Misalnya, satu penelitian menemukan bahwa memasak asparagus hijau mengurangi kandungan vitamin C, vitamin yang sangat sensitif terhadap panas, sebesar 52%.
Bagaimana nutrisi tertentu dalam sayuran dipengaruhi oleh pemasakan tergantung pada metode pemasakan, lamanya paparan panas, dan jenis nutrisi.
Aturan praktis yang baik adalah memilih metode memasak yang membatasi paparan air dan panas, seperti mengukus, menumis, merebus cepat, dan menggunakan microwave. Selain itu, hindari memasak sayuran secara berlebihan dan bertujuan untuk mendapatkan tekstur yang empuk dan renyah.
RingkasanMemasak asparagus dapat meningkatkan aktivitas antioksidannya secara signifikan, tetapi juga dapat menyebabkan hilangnya nutrisi sensitif panas tertentu seperti vitamin C.
Pilihan yang sehat
Memasukkan asparagus ke dalam makanan Anda adalah pilihan yang sehat, terlepas dari bagaimana Anda mempersiapkannya.
Apakah Anda memasaknya atau memakannya mentah adalah masalah preferensi pribadi.

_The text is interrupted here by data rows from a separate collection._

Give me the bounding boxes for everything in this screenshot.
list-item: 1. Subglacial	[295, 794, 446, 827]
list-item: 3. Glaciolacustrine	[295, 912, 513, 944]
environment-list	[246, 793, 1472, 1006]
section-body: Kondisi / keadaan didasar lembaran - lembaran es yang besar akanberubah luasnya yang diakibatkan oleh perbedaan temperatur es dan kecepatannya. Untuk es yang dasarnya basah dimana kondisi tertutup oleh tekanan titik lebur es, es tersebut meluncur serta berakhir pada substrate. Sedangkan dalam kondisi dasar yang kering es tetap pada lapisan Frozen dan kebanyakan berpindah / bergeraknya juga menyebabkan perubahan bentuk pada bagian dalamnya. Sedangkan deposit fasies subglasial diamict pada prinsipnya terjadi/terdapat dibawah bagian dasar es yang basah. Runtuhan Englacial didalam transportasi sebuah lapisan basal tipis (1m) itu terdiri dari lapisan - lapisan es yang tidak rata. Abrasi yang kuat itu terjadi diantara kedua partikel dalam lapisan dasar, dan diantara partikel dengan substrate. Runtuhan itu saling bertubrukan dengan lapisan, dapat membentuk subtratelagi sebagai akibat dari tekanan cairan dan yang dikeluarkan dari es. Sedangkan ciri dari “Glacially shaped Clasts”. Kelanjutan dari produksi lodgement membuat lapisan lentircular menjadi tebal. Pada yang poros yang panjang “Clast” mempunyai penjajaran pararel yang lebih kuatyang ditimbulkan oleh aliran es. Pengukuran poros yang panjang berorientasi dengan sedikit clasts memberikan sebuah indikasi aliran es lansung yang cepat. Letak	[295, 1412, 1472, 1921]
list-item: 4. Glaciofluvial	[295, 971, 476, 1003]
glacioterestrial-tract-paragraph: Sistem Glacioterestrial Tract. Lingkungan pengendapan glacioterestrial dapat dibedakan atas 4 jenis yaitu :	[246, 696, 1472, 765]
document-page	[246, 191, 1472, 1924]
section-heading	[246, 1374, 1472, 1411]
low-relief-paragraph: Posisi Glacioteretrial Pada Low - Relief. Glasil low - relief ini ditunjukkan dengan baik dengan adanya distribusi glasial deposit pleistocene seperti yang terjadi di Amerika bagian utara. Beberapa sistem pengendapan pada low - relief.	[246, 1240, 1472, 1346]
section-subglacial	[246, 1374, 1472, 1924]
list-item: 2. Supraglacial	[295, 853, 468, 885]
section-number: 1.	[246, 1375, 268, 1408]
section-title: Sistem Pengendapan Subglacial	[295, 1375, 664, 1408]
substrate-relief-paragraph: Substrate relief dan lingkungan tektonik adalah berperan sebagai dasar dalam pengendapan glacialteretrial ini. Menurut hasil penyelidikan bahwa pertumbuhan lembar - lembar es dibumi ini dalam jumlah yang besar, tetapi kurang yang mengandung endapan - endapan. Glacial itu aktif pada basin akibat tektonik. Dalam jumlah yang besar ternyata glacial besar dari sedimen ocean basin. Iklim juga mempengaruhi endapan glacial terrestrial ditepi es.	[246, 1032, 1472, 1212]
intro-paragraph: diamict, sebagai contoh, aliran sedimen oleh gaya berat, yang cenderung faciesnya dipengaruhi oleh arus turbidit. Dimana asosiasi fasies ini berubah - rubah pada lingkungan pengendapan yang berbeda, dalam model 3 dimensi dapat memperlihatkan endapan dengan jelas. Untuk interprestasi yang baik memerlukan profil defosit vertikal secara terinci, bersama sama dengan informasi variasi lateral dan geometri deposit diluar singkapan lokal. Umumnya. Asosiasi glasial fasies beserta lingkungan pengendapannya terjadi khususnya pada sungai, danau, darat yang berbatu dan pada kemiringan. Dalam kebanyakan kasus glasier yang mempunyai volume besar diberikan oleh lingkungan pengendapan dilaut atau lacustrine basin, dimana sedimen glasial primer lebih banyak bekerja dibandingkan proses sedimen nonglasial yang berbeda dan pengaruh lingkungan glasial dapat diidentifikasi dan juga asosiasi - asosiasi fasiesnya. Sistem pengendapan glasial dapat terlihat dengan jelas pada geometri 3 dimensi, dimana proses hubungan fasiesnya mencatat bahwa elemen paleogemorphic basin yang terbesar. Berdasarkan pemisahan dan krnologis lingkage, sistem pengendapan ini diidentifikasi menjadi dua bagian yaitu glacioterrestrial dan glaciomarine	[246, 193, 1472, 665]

Kedua pilihan menambahkan serat, antioksidan, dan nutrisi penting ke dalam makanan Anda.
Untuk manfaat kesehatan maksimal, campur rutinitas makan Anda dan bereksperimenlah dengan gaya persiapan matang dan mentah.
Coba tambahkan asparagus mentah yang diparut ke dalam hidangan pasta dan salad. Atau, nikmati tombak yang dikukus atau ditumis dengan frittata, atau sebagai lauk yang berdiri sendiri.
RingkasanAsparagus adalah pilihan yang bergizi, terlepas dari apakah itu dimasak atau mentah. Cobalah makan kombinasi keduanya untuk mendapatkan manfaat kesehatan yang maksimal.
Garis bawah
Asparagus adalah sayuran bergizi tinggi yang bisa dimakan matang atau mentah.
Karena teksturnya yang keras, memasak adalah metode persiapan yang paling populer. Namun, tombak mentah yang diiris tipis atau diasinkan juga bisa dinikmati.
Memasak dapat meningkatkan aktivitas antioksidan dalam asparagus, tetapi juga dapat menyebabkan hilangnya nutrisi. Ini terutama terjadi pada vitamin yang sensitif terhadap panas seperti vitamin C.
Untuk mendapatkan manfaat kesehatan terbesar, pertimbangkan untuk memasukkan asparagus mentah dan matang ke dalam makanan Anda. Meskipun demikian, dari sudut pandang nutrisi, Anda tidak akan salah memilih.